PagerDuty Blog

Putting the “Action” in Actionable Intelligence

AIOps combines machine learning and people to deliver technical outcomes in IT operations. The promise of this capability continues to drive new contenders to the market. AIOps has become a core messaging component for all the major event management players. Many have just rebranded their products to specifically highlight AIOps features. Emerging event management players have arrived and tried to also claim the AIOps space. Nearly all the observability and APM vendors have done the same, claiming that they are now the AIOps tool of choice.

What Is AIOps? 

But let’s take a step back and be real for just a minute. AIOps is not a tool; it is a set of capabilities. Accordingly, AIOps as a product set is difficult to define — akin to claiming your tool is the DevOps tool of choice. Even industry-leading analysts have similarly disagreed on what the core approach of AIOps should be and what the specific heuristics of AIOps are. Despite these discrepancies, we, as practitioners, can safely bucket the vast majority of AIOps solutions into two core camps.

Option #1: Application Monitoring 

Application monitoring tools own the first camp. This monitoring-centric approach aims to leverage metrics, KPIs, logs, and so on, and use machine learning and trend analysis to make predictions, allowing for smarter alerting sooner. The upside is that by monitoring everything, you can potentially get closer to a root cause. The downside is that you either end up replicating monitoring or having to rip and replace large portions of your current toolset to leverage these toolsets. In addition, instrumenting all your networking, storage, applications, performance monitoring, and more with a single tool can be costly, especially when replacing “good enough,” monitoring tools.

Option #2: Event Management

The second approach is event-management led. This group of solutions maintains a domain- agnostic view by integrating disparate monitoring, and you end up with a centralized-NOC capability type that focuses on a single-pane-of-glass outcome. This approach drives the promise of centralizing all the disparate information, ideally to make better decisions. However, you may end up with a bottleneck of capabilities, as you have to have a centralized place to update rules. Moreover, sizing the solution can be difficult as many vendors have different charge metrics based on data like peak usage, average daily usage, number of nodes, or number of event sources.

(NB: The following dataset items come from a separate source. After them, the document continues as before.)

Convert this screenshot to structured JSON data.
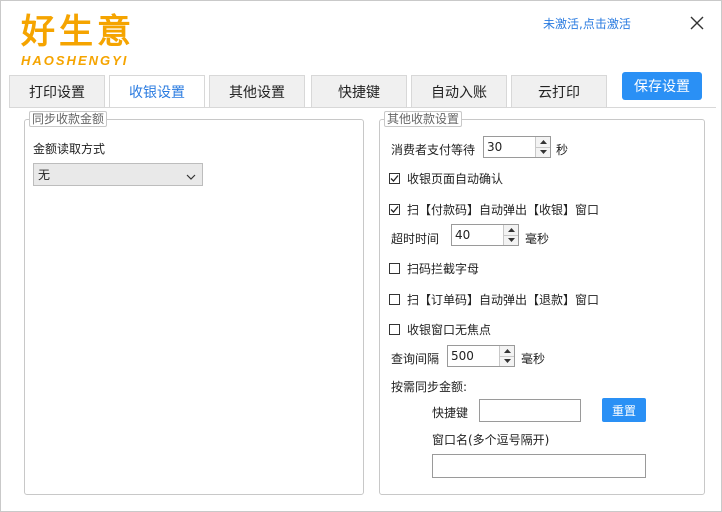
{
  "header": {
    "logo_cn": "好生意",
    "logo_en": "HAOSHENGYI",
    "activate_link": "未激活,点击激活",
    "brand_color": "#f5a400",
    "accent_color": "#2a90f5"
  },
  "tabs": [
    {
      "label": "打印设置",
      "active": false
    },
    {
      "label": "收银设置",
      "active": true
    },
    {
      "label": "其他设置",
      "active": false
    },
    {
      "label": "快捷键",
      "active": false
    },
    {
      "label": "自动入账",
      "active": false
    },
    {
      "label": "云打印",
      "active": false
    }
  ],
  "toolbar": {
    "save_label": "保存设置"
  },
  "sync_group": {
    "title": "同步收款金额",
    "amount_mode_label": "金额读取方式",
    "amount_mode_value": "无"
  },
  "other_group": {
    "title": "其他收款设置",
    "wait_label": "消费者支付等待",
    "wait_value": "30",
    "wait_unit": "秒",
    "auto_confirm": {
      "label": "收银页面自动确认",
      "checked": true
    },
    "scan_pay_popup": {
      "label": "扫【付款码】自动弹出【收银】窗口",
      "checked": true
    },
    "timeout_label": "超时时间",
    "timeout_value": "40",
    "timeout_unit": "毫秒",
    "intercept_letters": {
      "label": "扫码拦截字母",
      "checked": false
    },
    "scan_order_popup": {
      "label": "扫【订单码】自动弹出【退款】窗口",
      "checked": false
    },
    "no_focus": {
      "label": "收银窗口无焦点",
      "checked": false
    },
    "query_label": "查询间隔",
    "query_value": "500",
    "query_unit": "毫秒",
    "sync_amount_label": "按需同步金额:",
    "hotkey_label": "快捷键",
    "hotkey_value": "",
    "reset_label": "重置",
    "window_name_label": "窗口名(多个逗号隔开)",
    "window_name_value": ""
  }
}
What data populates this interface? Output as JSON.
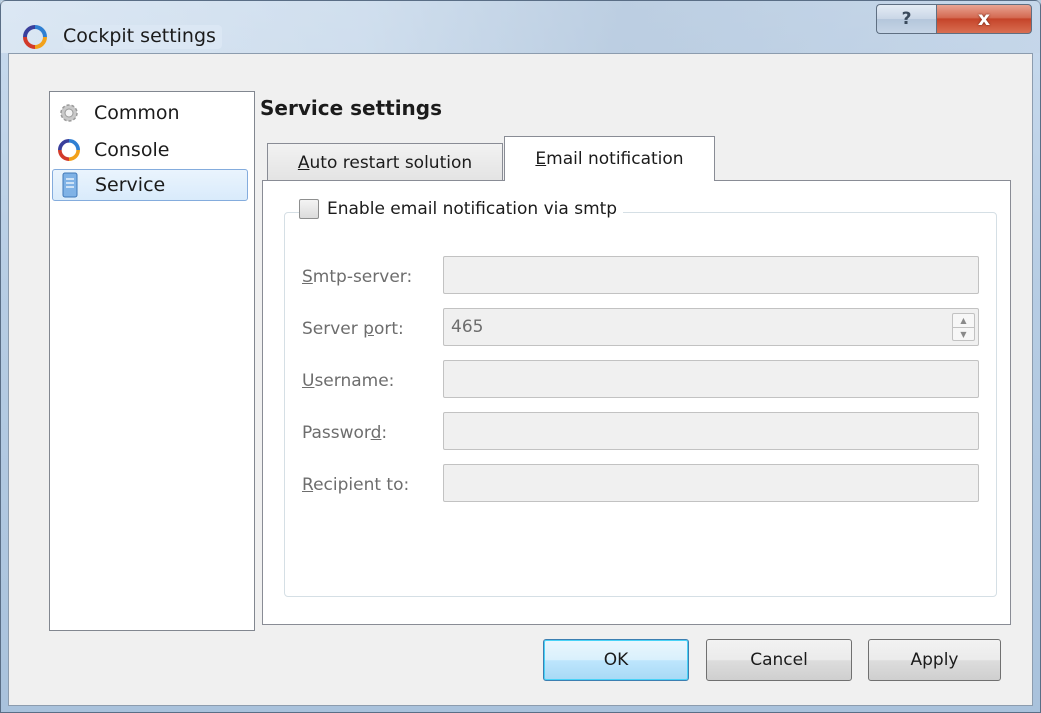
{
  "window": {
    "title": "Cockpit settings",
    "help_label": "?",
    "close_label": "x"
  },
  "nav": {
    "items": [
      {
        "label": "Common",
        "icon": "gear-icon",
        "selected": false
      },
      {
        "label": "Console",
        "icon": "cockpit-logo-icon",
        "selected": false
      },
      {
        "label": "Service",
        "icon": "server-icon",
        "selected": true
      }
    ]
  },
  "main": {
    "title": "Service settings",
    "tabs": [
      {
        "label_prefix": "",
        "label_mnemonic": "A",
        "label_rest": "uto restart solution",
        "active": false
      },
      {
        "label_prefix": "",
        "label_mnemonic": "E",
        "label_rest": "mail notification",
        "active": true
      }
    ],
    "group": {
      "checkbox_label": "Enable email notification via smtp",
      "checked": false
    },
    "fields": [
      {
        "label_prefix": "",
        "mnemonic": "S",
        "label_rest": "mtp-server:",
        "value": "",
        "type": "text"
      },
      {
        "label_prefix": "Server ",
        "mnemonic": "p",
        "label_rest": "ort:",
        "value": "465",
        "type": "spin"
      },
      {
        "label_prefix": "",
        "mnemonic": "U",
        "label_rest": "sername:",
        "value": "",
        "type": "text"
      },
      {
        "label_prefix": "Passwor",
        "mnemonic": "d",
        "label_rest": ":",
        "value": "",
        "type": "password"
      },
      {
        "label_prefix": "",
        "mnemonic": "R",
        "label_rest": "ecipient to:",
        "value": "",
        "type": "text"
      }
    ]
  },
  "buttons": {
    "ok": "OK",
    "cancel": "Cancel",
    "apply": "Apply"
  }
}
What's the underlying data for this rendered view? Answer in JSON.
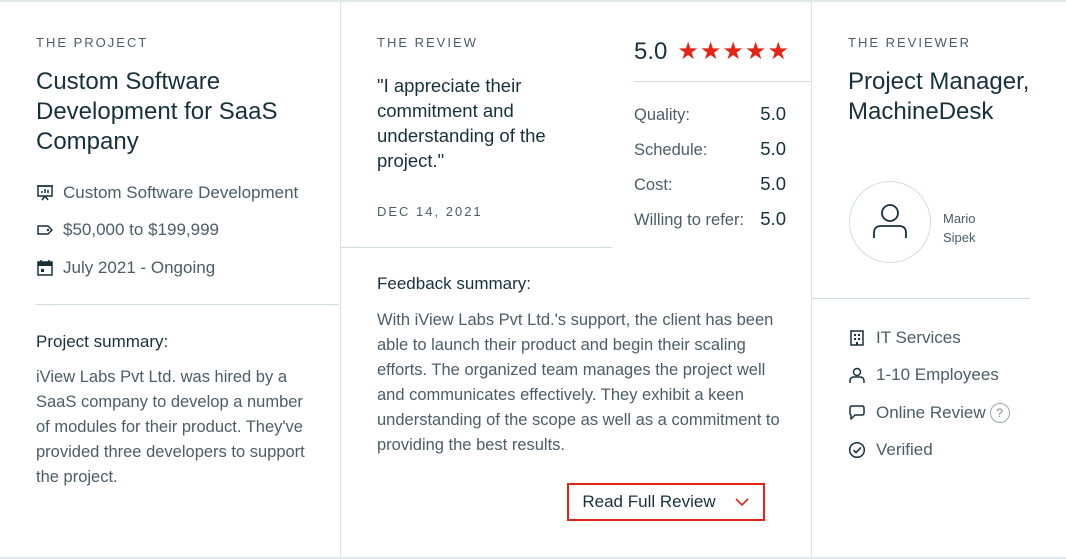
{
  "project": {
    "eyebrow": "THE PROJECT",
    "title": "Custom Software Development for SaaS Company",
    "service": "Custom Software Development",
    "budget": "$50,000 to $199,999",
    "timeline": "July 2021 - Ongoing",
    "summary_label": "Project summary:",
    "summary": "iView Labs Pvt Ltd. was hired by a SaaS company to develop a number of modules for their product. They've provided three developers to support the project.",
    "icons": [
      "presentation-icon",
      "price-tag-icon",
      "calendar-icon"
    ]
  },
  "review": {
    "eyebrow": "THE REVIEW",
    "quote": "\"I appreciate their commitment and understanding of the project.\"",
    "date": "DEC 14, 2021",
    "overall": "5.0",
    "star_count": 5,
    "scores": [
      {
        "label": "Quality:",
        "value": "5.0"
      },
      {
        "label": "Schedule:",
        "value": "5.0"
      },
      {
        "label": "Cost:",
        "value": "5.0"
      },
      {
        "label": "Willing to refer:",
        "value": "5.0"
      }
    ],
    "feedback_label": "Feedback summary:",
    "feedback": "With iView Labs Pvt Ltd.'s support, the client has been able to launch their product and begin their scaling efforts. The organized team manages the project well and communicates effectively. They exhibit a keen understanding of the scope as well as a commitment to providing the best results.",
    "button_label": "Read Full Review"
  },
  "reviewer": {
    "eyebrow": "THE REVIEWER",
    "title": "Project Manager, MachineDesk",
    "name": "Mario Sipek",
    "industry": "IT Services",
    "size": "1-10 Employees",
    "review_type": "Online Review",
    "help_glyph": "?",
    "verified": "Verified"
  },
  "colors": {
    "accent": "#e62415",
    "text_dark": "#17313b",
    "text_muted": "#4b5d66",
    "divider": "#cfdde2"
  }
}
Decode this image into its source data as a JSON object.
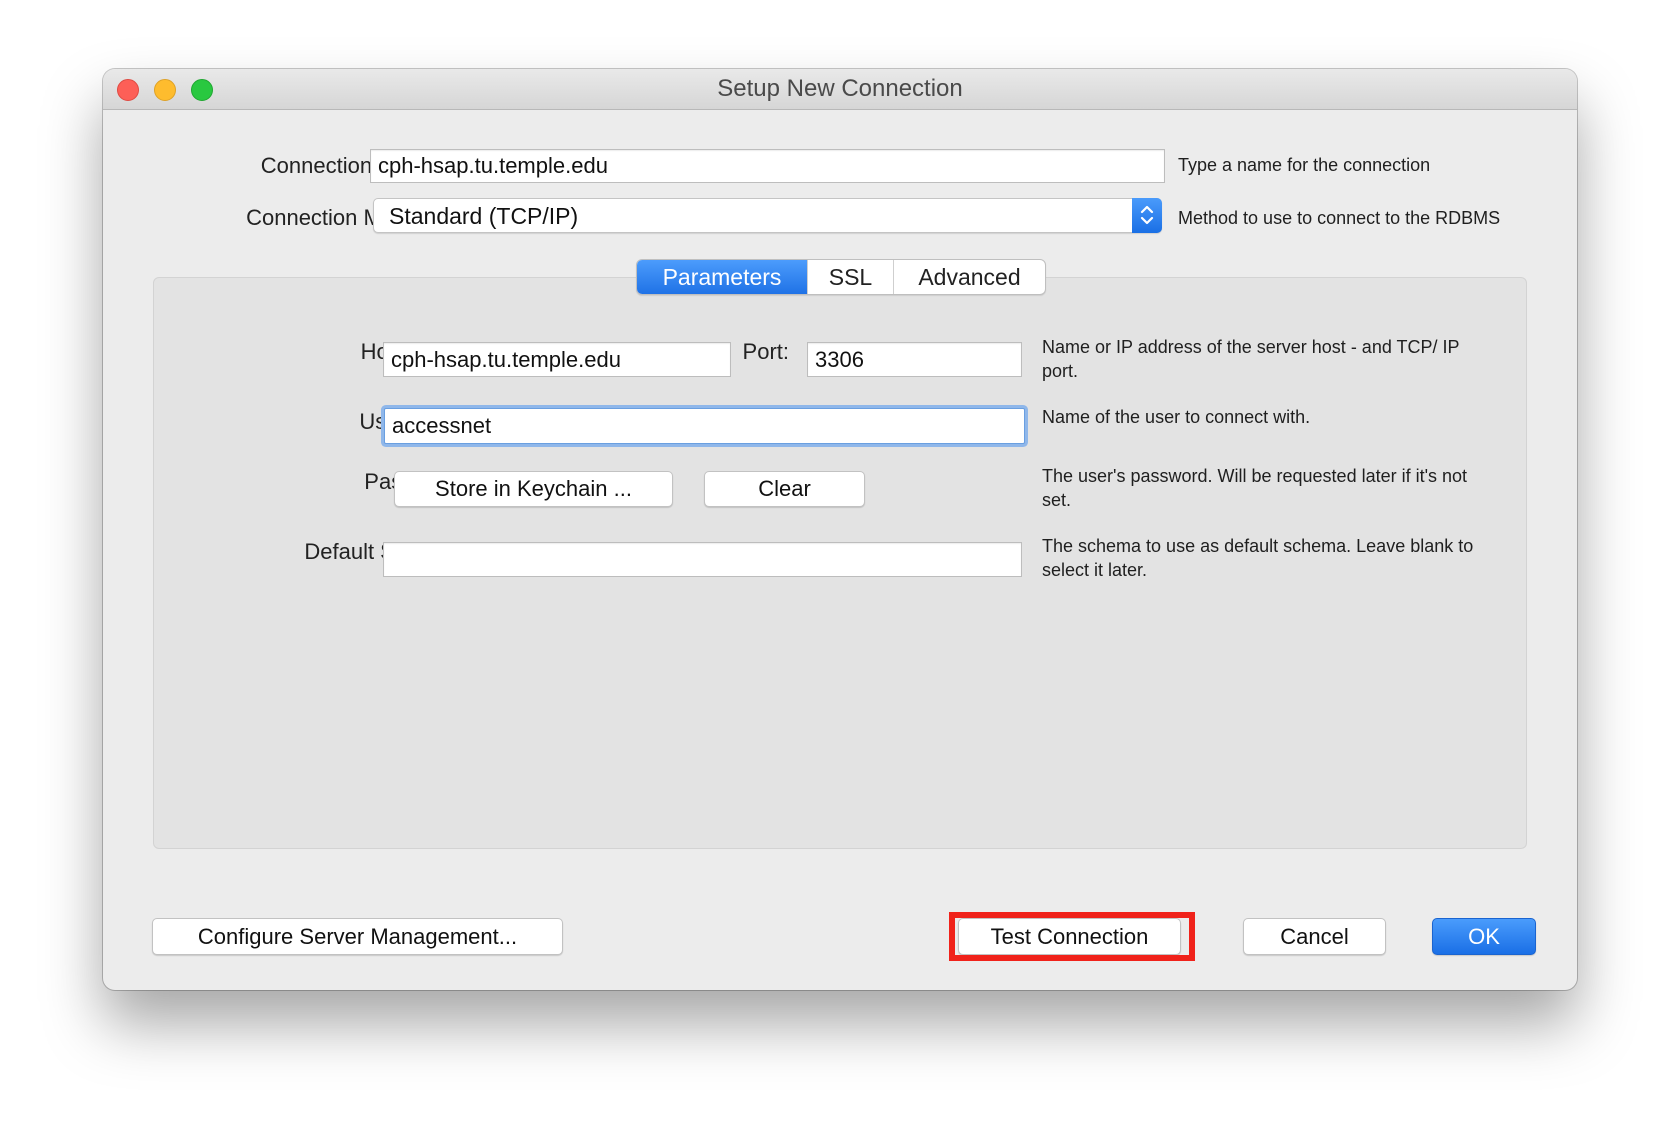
{
  "window": {
    "title": "Setup New Connection"
  },
  "connection_name": {
    "label": "Connection Name:",
    "value": "cph-hsap.tu.temple.edu",
    "hint": "Type a name for the connection"
  },
  "connection_method": {
    "label": "Connection Method:",
    "value": "Standard (TCP/IP)",
    "hint": "Method to use to connect to the RDBMS"
  },
  "tabs": [
    {
      "label": "Parameters",
      "active": true
    },
    {
      "label": "SSL",
      "active": false
    },
    {
      "label": "Advanced",
      "active": false
    }
  ],
  "parameters": {
    "hostname": {
      "label": "Hostname:",
      "value": "cph-hsap.tu.temple.edu"
    },
    "port": {
      "label": "Port:",
      "value": "3306"
    },
    "host_hint": "Name or IP address of the server host - and TCP/ IP port.",
    "username": {
      "label": "Username:",
      "value": "accessnet",
      "hint": "Name of the user to connect with."
    },
    "password": {
      "label": "Password:",
      "store_button": "Store in Keychain ...",
      "clear_button": "Clear",
      "hint": "The user's password. Will be requested later if it's not set."
    },
    "default_schema": {
      "label": "Default Schema:",
      "value": "",
      "hint": "The schema to use as default schema. Leave blank to select it later."
    }
  },
  "footer": {
    "configure_button": "Configure Server Management...",
    "test_button": "Test Connection",
    "cancel_button": "Cancel",
    "ok_button": "OK"
  },
  "colors": {
    "accent": "#1f72e6",
    "highlight": "#f0221a",
    "close": "#fd5f57",
    "minimize": "#febc2e",
    "maximize": "#29c840"
  }
}
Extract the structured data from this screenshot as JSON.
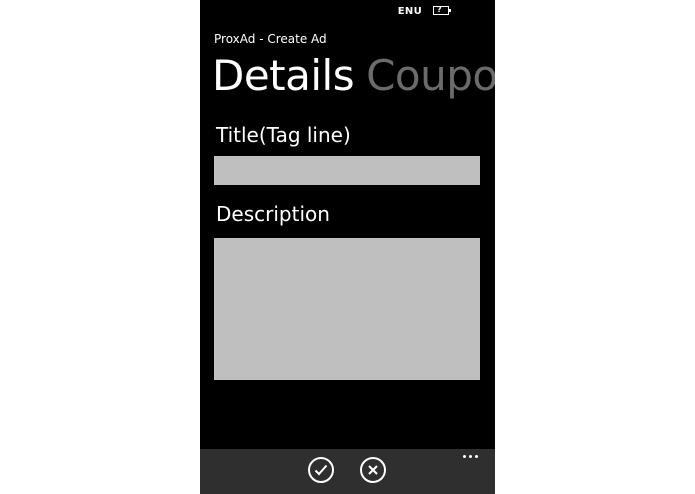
{
  "status_bar": {
    "language": "ENU",
    "battery_icon": "battery-unknown-icon",
    "battery_glyph": "?"
  },
  "app": {
    "title": "ProxAd - Create Ad"
  },
  "pivot": {
    "tabs": [
      {
        "label": "Details",
        "active": true
      },
      {
        "label": "Coupon",
        "active": false
      }
    ]
  },
  "form": {
    "title_label": "Title(Tag line)",
    "title_value": "",
    "description_label": "Description",
    "description_value": ""
  },
  "app_bar": {
    "buttons": [
      {
        "icon": "check-icon"
      },
      {
        "icon": "cancel-icon"
      }
    ],
    "more_icon": "ellipsis-icon",
    "background": "#2f2f2f"
  },
  "colors": {
    "background": "#000000",
    "textbox": "#bfbfbf",
    "inactive_tab": "#6b6b6b"
  }
}
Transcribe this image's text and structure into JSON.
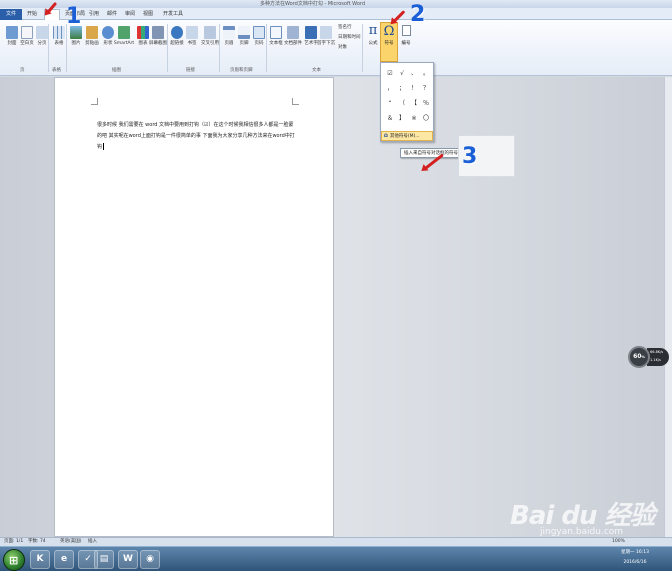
{
  "window": {
    "title": "多种方法在Word文档中打勾 - Microsoft Word"
  },
  "tabs": [
    "文件",
    "开始",
    "插入",
    "页面布局",
    "引用",
    "邮件",
    "审阅",
    "视图",
    "开发工具"
  ],
  "ribbon": {
    "buttons": [
      "封面",
      "空白页",
      "分页",
      "表格",
      "图片",
      "剪贴画",
      "形状",
      "SmartArt",
      "图表",
      "屏幕截图",
      "超链接",
      "书签",
      "交叉引用",
      "页眉",
      "页脚",
      "页码",
      "文本框",
      "文档部件",
      "艺术字",
      "首字下沉"
    ],
    "small_cmds": [
      "签名行",
      "日期和时间",
      "对象"
    ],
    "groups": [
      "页",
      "表格",
      "插图",
      "链接",
      "页眉和页脚",
      "文本"
    ],
    "pi_label": "公式",
    "symbol_label": "符号",
    "number_label": "编号"
  },
  "symbols": {
    "grid": [
      "☑",
      "√",
      "、",
      "。",
      "，",
      "；",
      "！",
      "？",
      "“",
      "（",
      "【",
      "％",
      "＆",
      "】",
      "※",
      "〇"
    ],
    "more_label": "其他符号(M)..."
  },
  "tooltip": "插入来自符号对话框的符号",
  "annotations": [
    "1",
    "2",
    "3"
  ],
  "document": {
    "line1": "很多时候 我们需要在 word 文档中要用到打钩（☑）在这个时候我相信很多人都是一脸蒙",
    "line2": "的吧 其实呢在word上面打钩是一件很简单的事 下面我为大家分享几种方法来在word中打",
    "line3": "钩"
  },
  "gauge": {
    "percent": "60",
    "unit": "%",
    "stat1": "66.8K/s",
    "stat2": "1.1K/s"
  },
  "status": {
    "page": "页面: 1/1",
    "words": "字数: 74",
    "lang": "英语(美国)",
    "mode": "插入",
    "zoom": "100%"
  },
  "taskbar": {
    "time": "星期一 16:13",
    "date": "2016/6/16"
  },
  "watermark": {
    "brand": "Bai du 经验",
    "url": "jingyan.baidu.com"
  }
}
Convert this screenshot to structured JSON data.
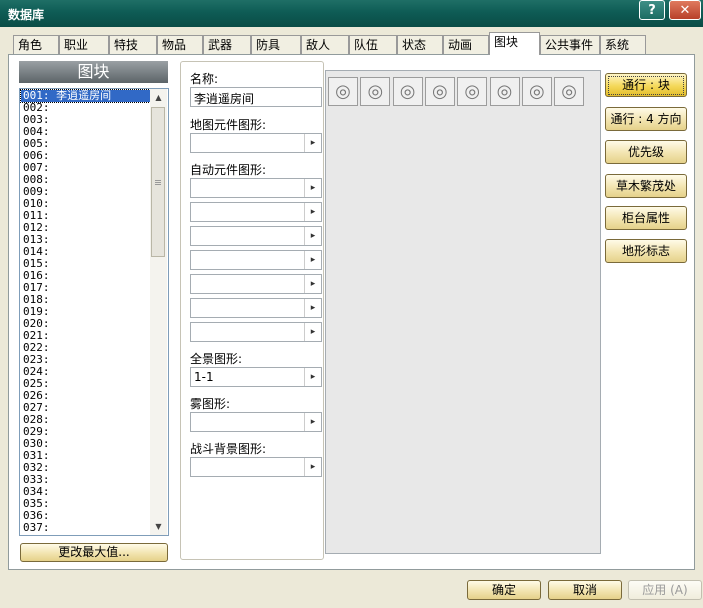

What both approaches leave out is that even if you can get to the “perfect” root cause, the “now what?” is missing. How do you fix the problem? Teams who use these solutions would still be left with critical questions that help with the actual firefight. What service is affected? Who owns that service? Who is on call for it? What are the diagnostics required? What automation can be deployed? 

Without these answers, restoring service can be painful.

A Better AIOps Solution 

PagerDuty is taking up this challenge to solve the real-time work issue most AIOps solutions ignore. We help reduce noise, create the context to isolate the root cause, and drive automation to reduce toil and restore service. With PagerDuty, teams can leverage a full-service ownership approach to help the builders and innovators drive solutions to market faster than their competitors and iterate value for their clients. Rather than any kind of rip and replace, we leverage the tools, teams, and capabilities you already have in place to quickly help you with tactical operational wins while supporting you as you build broader strategic advantages for Digital Transformation.

Automation First Approach 

Our automation-first approach can transform how your teams work today by leveraging Rundeck, our runbook orchestration platform, as your first responder. Using Rundeck, teams can often resolve issues without ever mobilizing a team. This automated resolution can greatly improve MTTR, but just as importantly, it can allow your subject matter experts to stay focused on their day jobs. If automation can’t immediately resolve the issue, our automated diagnostics can create context for first responders so they can understand affected services, customer impact, and SLA implications. That way, they can gather information from logs, scripts, and procedures that will guide them to driving their automated responses. This all creates a comprehensive audit trail that improves post-mortems and ITSM problem management to avoid issues in the future.

Our platform leverages an API configuration capability that allows for larger organizations or multiple teams to manage through self-service. So rather than being dependent on a centralized team to update rules or manage configurations, administrators can leverage repositories and tools such as Terraform to ensure teams quickly get updates they need without the gridlock of centralized-only capabilities.

We believe an automation-first, data-driven, self-service approach that brings teams and machine learning together to fix problems rather than just find root cause delivers on the true promise of AIOps. Leveraging your good-enough and best-of-breed monitoring where appropriate, this domain-agnostic approach allows you to focus on getting the right information to the right people at the right time when seconds count. By putting the action in actionable intelligence, we can reduce noise and alert fatigue, enable first responders to fix problems, reduce toil, and allow builders and innovators to deliver new capabilities instead of just chasing incidents.